Тут же снова раздался звонок от Михаила, но она отвечать не стала. Через некоторое время к ней зашла дочь с широкой улыбкой на довольном лице.

– Молодец, мамуля! – похвалила она ее, как выучившую уроки первоклашку. – Наконец отшила папашу как следует. Надеюсь, после этого он тебя хоть немного уважать начнет. Давно бы так!

– Что, он и тебе звонил? – вздохнула Галина, покосившись на смартфон в руках дочери.

– А как же! Велел тебе трубку передать, но я сказала, что если ты не хочешь с ним говорить, значит, на то есть причины. Причем очень даже уважительные.

– Спасибо, доча, – Галина облегченно выдохнула. – У меня больше сил нет с ним бодаться. А сюда он не приедет?

– Я уже девчонок предупредила, чтоб не говорили, где я живу. А если он меня про тебя будет спрашивать, скажу, что ты у своих знакомых остановилась, я их не знаю.

Галина нервно вытерла о платье вспотевшие ладони. Сопротивление властному мужу далось ей нелегко. И что проку, что Михаил ей вовсе и не муж? Нервничает она от этого ничуть не меньше.

Да, тяжело возражать, когда всю жизнь подчинялась, опыта вовсе нет. Да и характер мягкий, податливый, с таким нравом жить трудно. Ей об этом еще бабушка говорила. Хотя почему говорила? Она и сейчас ее размазней называет.

В ушах как наяву зазвучал бабкин хрипловатый голос:

– Хорошая ты девка, Галка, да вот только бесхребетная. На тебе ведь все, кто побойчее, как на кобыле ездят. Ты отпор учись давать, а то ведь заездят напрочь.

Галина резко оглянулась, будто кто-то мог стоять у нее за спиной, никого не обнаружила, и невесело рассмеялась. Да, бабушка всегда права, пусть даже понимаешь это далеко не сразу.

Пользуясь приоткрытой дверью, в комнату заглянула Клавдия Петровна.

– Не помешаю? Я собралась и уезжаю. Сестре уже сообщила, она ждет меня с нетерпением, – говоря о сестре, хозяйка тепло улыбнулась. – Такси сейчас подойдет, заглянула попрощаться.

– Счастливой дороги! – и мать и дочь повернулись к немолодой женщине. – И чтоб ваша сестра обязательно поправилась!

– И вам всего доброго, – не осталась в долгу Клавдия Петровна. – Надеюсь, все у вас будет хорошо! – и она лукаво подмигнула Галине.

Жилички проводили хозяйку до остановившего возле подъезда такси, помахали вслед и отправились обратно.

– Представляешь, мама, теперь мы здесь одни, никто нам не указ! – Влада радостно покружилась посредине комнаты.

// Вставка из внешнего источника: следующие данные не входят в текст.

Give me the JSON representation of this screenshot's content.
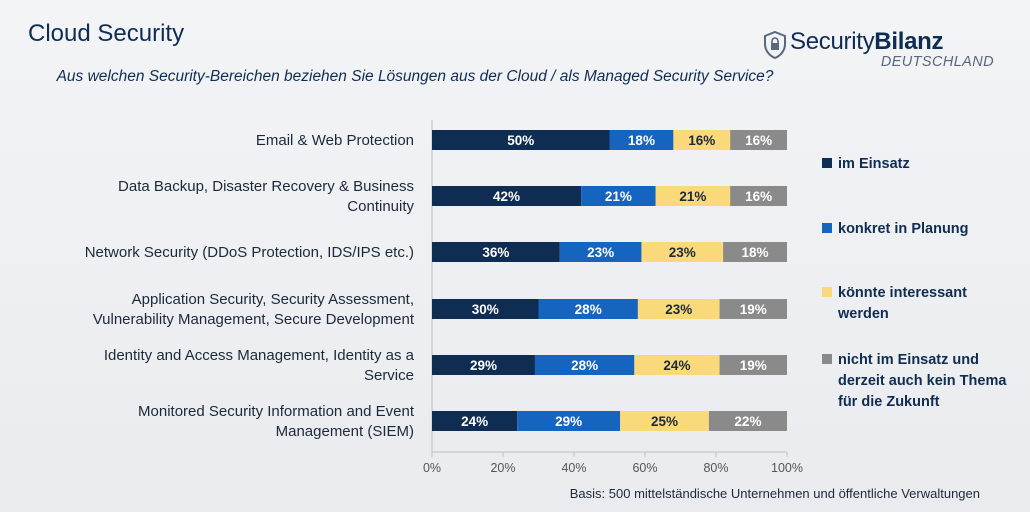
{
  "header": {
    "title": "Cloud Security",
    "subtitle": "Aus welchen Security-Bereichen beziehen Sie Lösungen aus der Cloud / als Managed Security Service?"
  },
  "logo": {
    "brand_light": "Security",
    "brand_bold": "Bilanz",
    "sub": "DEUTSCHLAND",
    "icon": "shield-lock-icon"
  },
  "footnote": "Basis: 500 mittelständische Unternehmen und öffentliche Verwaltungen",
  "chart_data": {
    "type": "bar",
    "orientation": "horizontal",
    "stacked": true,
    "categories": [
      [
        "Email & Web Protection"
      ],
      [
        "Data Backup, Disaster Recovery & Business",
        "Continuity"
      ],
      [
        "Network Security (DDoS Protection, IDS/IPS etc.)"
      ],
      [
        "Application Security, Security Assessment,",
        "Vulnerability Management, Secure Development"
      ],
      [
        "Identity and Access Management, Identity as a",
        "Service"
      ],
      [
        "Monitored Security Information and Event",
        "Management (SIEM)"
      ]
    ],
    "series": [
      {
        "name": "im Einsatz",
        "color": "#0f2d52",
        "label_color": "#ffffff",
        "values": [
          50,
          42,
          36,
          30,
          29,
          24
        ]
      },
      {
        "name": "konkret in Planung",
        "color": "#1565c0",
        "label_color": "#ffffff",
        "values": [
          18,
          21,
          23,
          28,
          28,
          29
        ]
      },
      {
        "name": "könnte interessant werden",
        "color": "#fad97a",
        "label_color": "#1b2a3a",
        "values": [
          16,
          21,
          23,
          23,
          24,
          25
        ]
      },
      {
        "name": "nicht im Einsatz und derzeit auch kein Thema für die Zukunft",
        "color": "#8a8a8a",
        "label_color": "#ffffff",
        "values": [
          16,
          16,
          18,
          19,
          19,
          22
        ]
      }
    ],
    "legend_lines": [
      [
        "im Einsatz"
      ],
      [
        "konkret in Planung"
      ],
      [
        "könnte interessant",
        "werden"
      ],
      [
        "nicht im Einsatz und",
        "derzeit auch kein Thema",
        "für die Zukunft"
      ]
    ],
    "xticks": [
      "0%",
      "20%",
      "40%",
      "60%",
      "80%",
      "100%"
    ],
    "xlim": [
      0,
      100
    ],
    "legend_position": "right",
    "grid": false
  }
}
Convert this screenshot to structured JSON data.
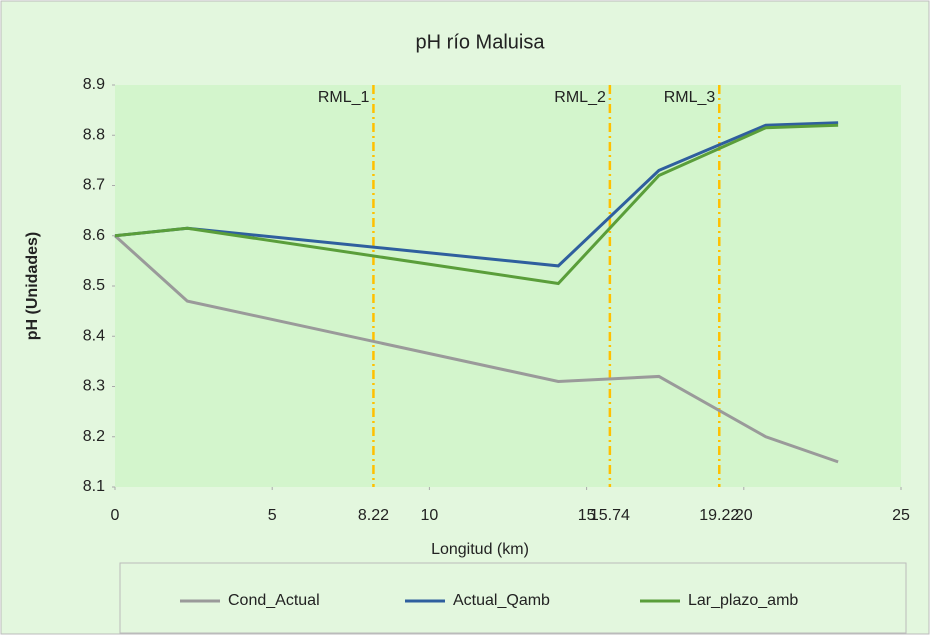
{
  "chart_data": {
    "type": "line",
    "title": "pH río Maluisa",
    "xlabel": "Longitud (km)",
    "ylabel": "pH (Unidades)",
    "x": [
      0,
      2.3,
      14.1,
      17.3,
      20.7,
      23.0
    ],
    "series": [
      {
        "name": "Cond_Actual",
        "color": "#9a9a9a",
        "values": [
          8.6,
          8.47,
          8.31,
          8.32,
          8.2,
          8.15
        ]
      },
      {
        "name": "Actual_Qamb",
        "color": "#2f5f9e",
        "values": [
          8.6,
          8.615,
          8.54,
          8.73,
          8.82,
          8.825
        ]
      },
      {
        "name": "Lar_plazo_amb",
        "color": "#5a9e3a",
        "values": [
          8.6,
          8.615,
          8.505,
          8.72,
          8.815,
          8.82
        ]
      }
    ],
    "vlines": [
      {
        "x": 8.22,
        "label": "RML_1"
      },
      {
        "x": 15.74,
        "label": "RML_2"
      },
      {
        "x": 19.22,
        "label": "RML_3"
      }
    ],
    "vline_color": "#ffc000",
    "xlim": [
      0,
      25
    ],
    "xticks": [
      0,
      5,
      10,
      15,
      20,
      25
    ],
    "ylim": [
      8.1,
      8.9
    ],
    "yticks": [
      8.1,
      8.2,
      8.3,
      8.4,
      8.5,
      8.6,
      8.7,
      8.8,
      8.9
    ],
    "plot_background": "#d3f5cc"
  }
}
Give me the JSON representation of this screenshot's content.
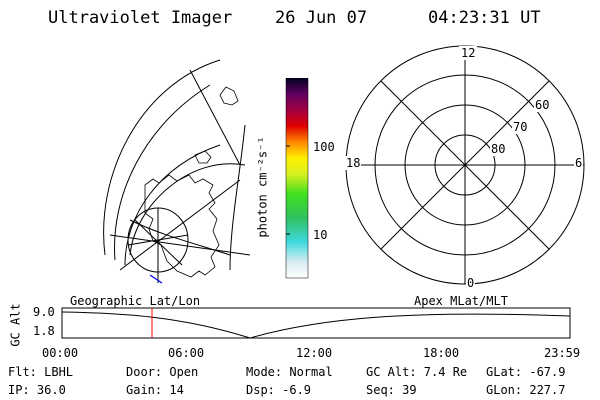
{
  "header": {
    "title": "Ultraviolet Imager",
    "date": "26 Jun 07",
    "time": "04:23:31 UT"
  },
  "colorbar": {
    "label": "photon cm⁻²s⁻¹",
    "tick_high": "100",
    "tick_low": "10"
  },
  "polar_plot": {
    "mlt_top": "12",
    "mlt_left": "18",
    "mlt_right": "6",
    "mlt_bottom": "0",
    "lat_60": "60",
    "lat_70": "70",
    "lat_80": "80"
  },
  "timeline": {
    "left_title": "Geographic Lat/Lon",
    "right_title": "Apex MLat/MLT",
    "y_axis_label": "GC Alt",
    "y_tick_top": "9.0",
    "y_tick_bottom": "1.8",
    "x_ticks": [
      "00:00",
      "06:00",
      "12:00",
      "18:00",
      "23:59"
    ],
    "current_marker_color": "#ff0000"
  },
  "status": {
    "row1": [
      {
        "key": "flt",
        "text": "Flt: LBHL"
      },
      {
        "key": "door",
        "text": "Door: Open"
      },
      {
        "key": "mode",
        "text": "Mode: Normal"
      },
      {
        "key": "gcalt",
        "text": "GC Alt: 7.4 Re"
      },
      {
        "key": "glat",
        "text": "GLat: -67.9"
      }
    ],
    "row2": [
      {
        "key": "ip",
        "text": "IP: 36.0"
      },
      {
        "key": "gain",
        "text": "Gain: 14"
      },
      {
        "key": "dsp",
        "text": "Dsp:   -6.9"
      },
      {
        "key": "seq",
        "text": "Seq: 39"
      },
      {
        "key": "glon",
        "text": "GLon: 227.7"
      }
    ]
  }
}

Но тут же что-то вспомнила и печально поникла. Заметившая это мать осторожно спросила:

– Что у тебя не ладится, доча?

Влада растянула губы в фальшивой улыбке и бравурно заверила:

– Все хорошо и даже замечательно. С учебой все в порядке, крови и трупов я не боюсь, недостатка популярности у парней не замечала. В общем, все здорово.

Галина сочувственно покачала головой.

– Не хочешь говорить, не надо. Просто поверь – любовь проходит. Даже очень-очень сильная. Просто надо понять, что тебе нужнее.

Влада решила, что мать говорила о себе. Конечно, любая любовь скончается от водопада злопыхательства, которую на твою голову выливает любимый человек. Но у нее-то совершенно другое – ее-то никто не оскорблял! Яр и не говорил ей никогда, что она – единственная и неповторимая, других не будет, следовательно, никакого повода обижаться у нее вроде как и нет. Раз Ярослав предпочел другую, значит, не судьба.

Сели за стол попить на ночь чаю с молоком, Галина с восхищением взяла в руки тоненькую фарфоровую чашечку.

– Красота-то какая! Я в своей жизни и не видала такой. И не жалко ее Клавдии Петровне, ведь разбиться ненароком может? Лучше уж от греха подальше чего попроще купить, а этими только любоваться.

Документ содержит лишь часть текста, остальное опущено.